In order to effectively combat violence against aboriginal women in Canada, our political leaders must make changes. Pressuring politicians is exactly whatthe Up for Debate campaign, supported by Oxfam is doing. This campaign calls on party leaders to commit to a televised debate focusing on policies that affect the lives of vulnerable women in our country. Our government is obligated to represent the concerns of Canadians and they have fallen short of that goal. Now is the time to urge our representatives on Parliament Hill to take the lives of Aboriginal women seriously.

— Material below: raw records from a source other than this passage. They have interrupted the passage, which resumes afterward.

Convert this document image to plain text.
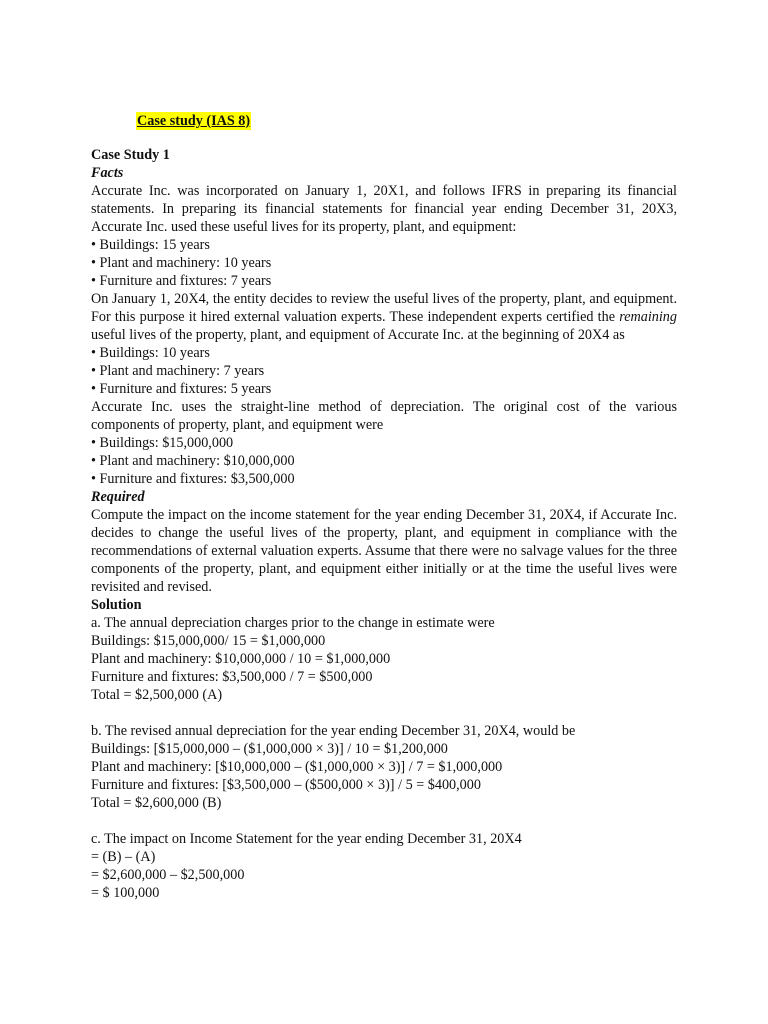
Case study (IAS 8)
Case Study 1
Facts

Accurate Inc. was incorporated on January 1, 20X1, and follows IFRS in preparing its financial statements. In preparing its financial statements for financial year ending December 31, 20X3, Accurate Inc. used these useful lives for its property, plant, and equipment:

• Buildings: 15 years
• Plant and machinery: 10 years
• Furniture and fixtures: 7 years

On January 1, 20X4, the entity decides to review the useful lives of the property, plant, and equipment. For this purpose it hired external valuation experts. These independent experts certified the remaining useful lives of the property, plant, and equipment of Accurate Inc. at the beginning of 20X4 as

• Buildings: 10 years
• Plant and machinery: 7 years
• Furniture and fixtures: 5 years

Accurate Inc. uses the straight-line method of depreciation. The original cost of the various components of property, plant, and equipment were

• Buildings: $15,000,000
• Plant and machinery: $10,000,000
• Furniture and fixtures: $3,500,000
Required

Compute the impact on the income statement for the year ending December 31, 20X4, if Accurate Inc. decides to change the useful lives of the property, plant, and equipment in compliance with the recommendations of external valuation experts. Assume that there were no salvage values for the three components of the property, plant, and equipment either initially or at the time the useful lives were revisited and revised.

Solution
a. The annual depreciation charges prior to the change in estimate were
Buildings: $15,000,000/ 15 = $1,000,000
Plant and machinery: $10,000,000 / 10 = $1,000,000
Furniture and fixtures: $3,500,000 / 7 = $500,000
Total = $2,500,000 (A)
b. The revised annual depreciation for the year ending December 31, 20X4, would be
Buildings: [$15,000,000 – ($1,000,000 × 3)] / 10 = $1,200,000
Plant and machinery: [$10,000,000 – ($1,000,000 × 3)] / 7 = $1,000,000
Furniture and fixtures: [$3,500,000 – ($500,000 × 3)] / 5 = $400,000
Total = $2,600,000 (B)
c. The impact on Income Statement for the year ending December 31, 20X4
= (B) – (A)
= $2,600,000 – $2,500,000
= $ 100,000
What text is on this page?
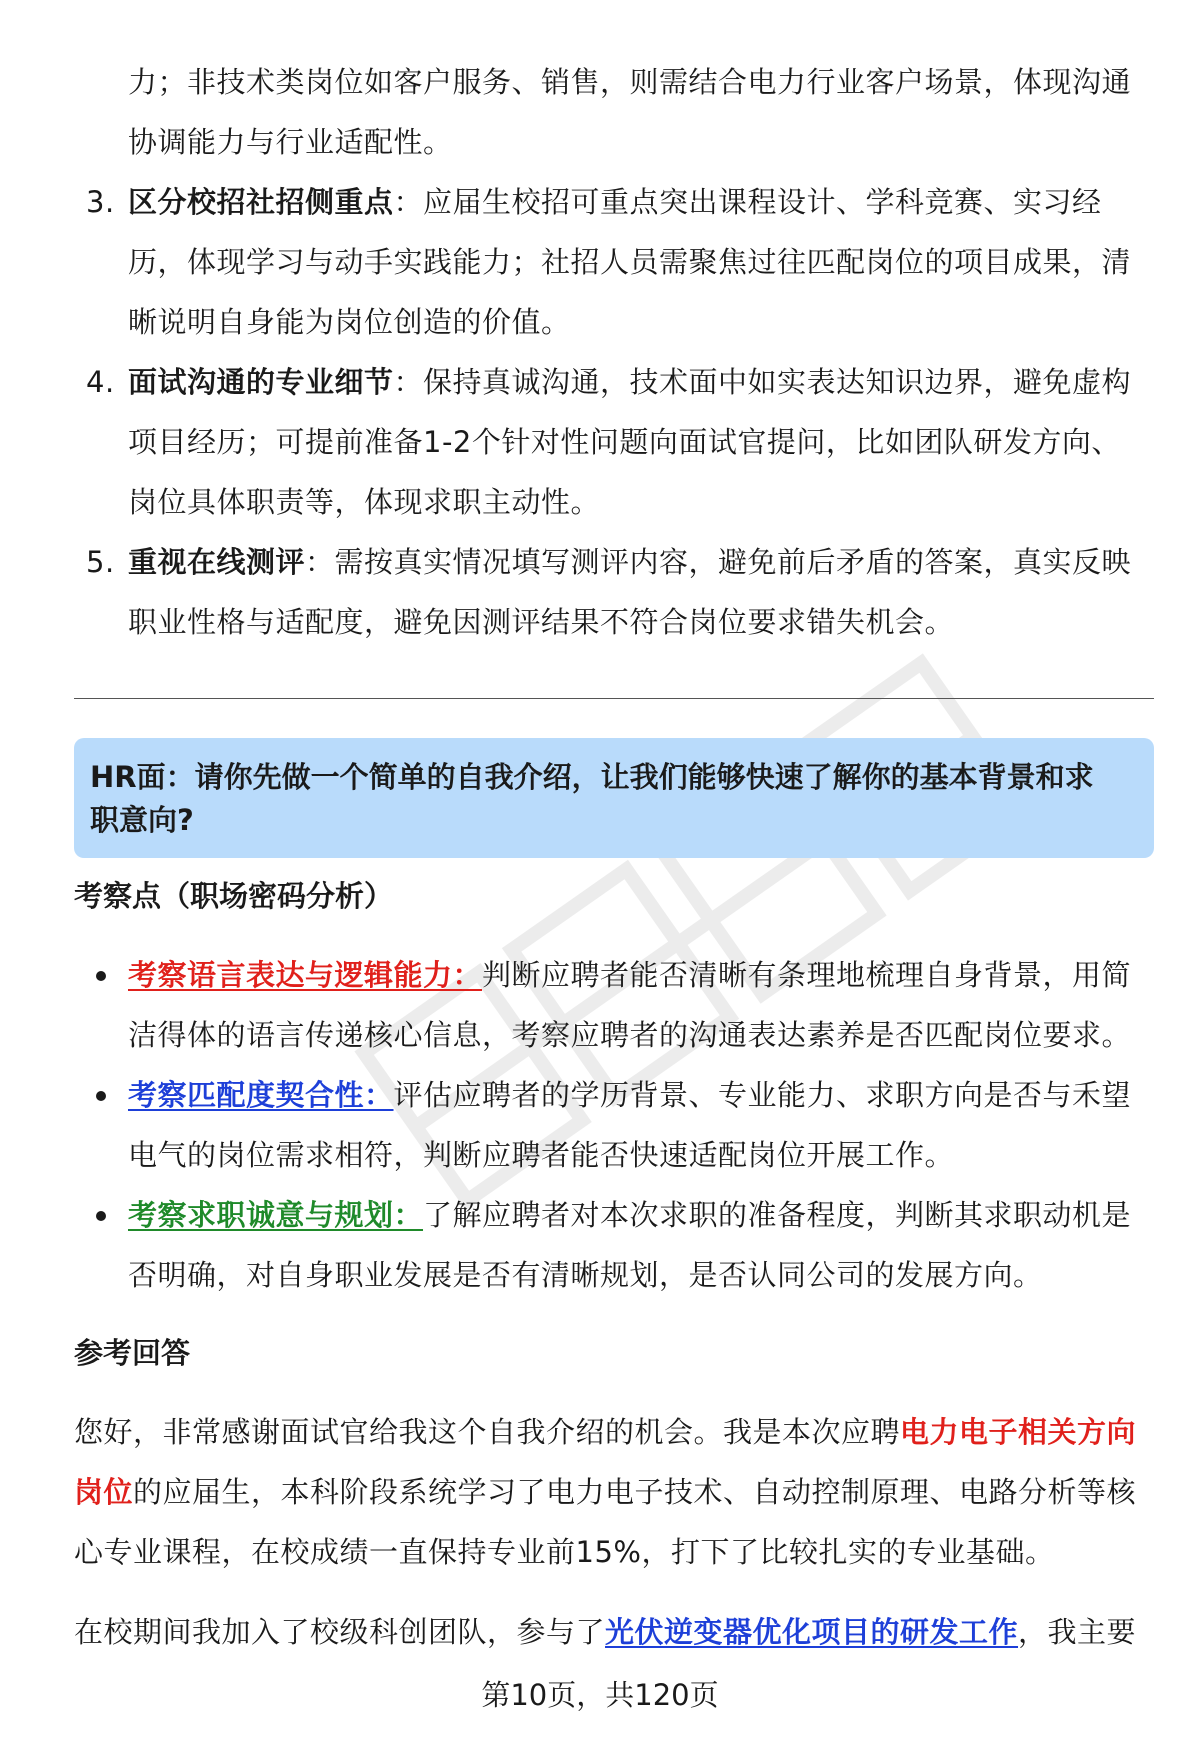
力；非技术类岗位如客户服务、销售，则需结合电力行业客户场景，体现沟通
协调能力与行业适配性。
3. 区分校招社招侧重点：应届生校招可重点突出课程设计、学科竞赛、实习经
历，体现学习与动手实践能力；社招人员需聚焦过往匹配岗位的项目成果，清
晰说明自身能为岗位创造的价值。
4. 面试沟通的专业细节：保持真诚沟通，技术面中如实表达知识边界，避免虚构
项目经历；可提前准备1-2个针对性问题向面试官提问，比如团队研发方向、
岗位具体职责等，体现求职主动性。
5. 重视在线测评：需按真实情况填写测评内容，避免前后矛盾的答案，真实反映
职业性格与适配度，避免因测评结果不符合岗位要求错失机会。
HR面：请你先做一个简单的自我介绍，让我们能够快速了解你的基本背景和求
职意向?
考察点（职场密码分析）
考察语言表达与逻辑能力：判断应聘者能否清晰有条理地梳理自身背景，用简
洁得体的语言传递核心信息，考察应聘者的沟通表达素养是否匹配岗位要求。
考察匹配度契合性：评估应聘者的学历背景、专业能力、求职方向是否与禾望
电气的岗位需求相符，判断应聘者能否快速适配岗位开展工作。
考察求职诚意与规划：了解应聘者对本次求职的准备程度，判断其求职动机是
否明确，对自身职业发展是否有清晰规划，是否认同公司的发展方向。
参考回答
您好，非常感谢面试官给我这个自我介绍的机会。我是本次应聘电力电子相关方向
岗位的应届生，本科阶段系统学习了电力电子技术、自动控制原理、电路分析等核
心专业课程，在校成绩一直保持专业前15%，打下了比较扎实的专业基础。
在校期间我加入了校级科创团队，参与了光伏逆变器优化项目的研发工作，我主要
第10页，共120页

Brennan, Shannon. “Violent Victimization of Aboriginal Women in the Canadian Provinces, 2009.” Statistics Canada.
Brownridge, Douglas A. “Understanding the Elevated Risk of Partner Violence Against Aboriginal Women: A Comparison of Two Nationally Representative Surveys of Canada.” Journal of Family Violence Vol. 23, July 1, 2008. pp. 353-368
Culhane, Dara. “Their Spirits Live within Us: Aboriginal Women in Downtown Eastside Vancouver Emerging into Visibility.” Project MUSE. The American Indian Quarterly, Vol. 27, No. 3&4, (2003) pp. 593-606.
Delahanty, Julie. “We Need to Talk about Violence against Women, Canada.” IPolitics. March 5, 2015.
Government of Newfoundland and Labrador. ”Violence Against Aboriginal Women”. Fact Sheet. Retrieved from http://www.gov.nl.ca/VPI/aboriginal_women_fact_sheet.pdf.
Lucashenko, Melissa. “Violence Against Indigenous Women: Public and Private Dimensions.” Violence Against Indigenous Women. Sage Journals Vol. 2 No. 4. December 1, 1996.
Native Women’s Association of Canada. “Fact Sheet: Violence Against Aboriginal Women.”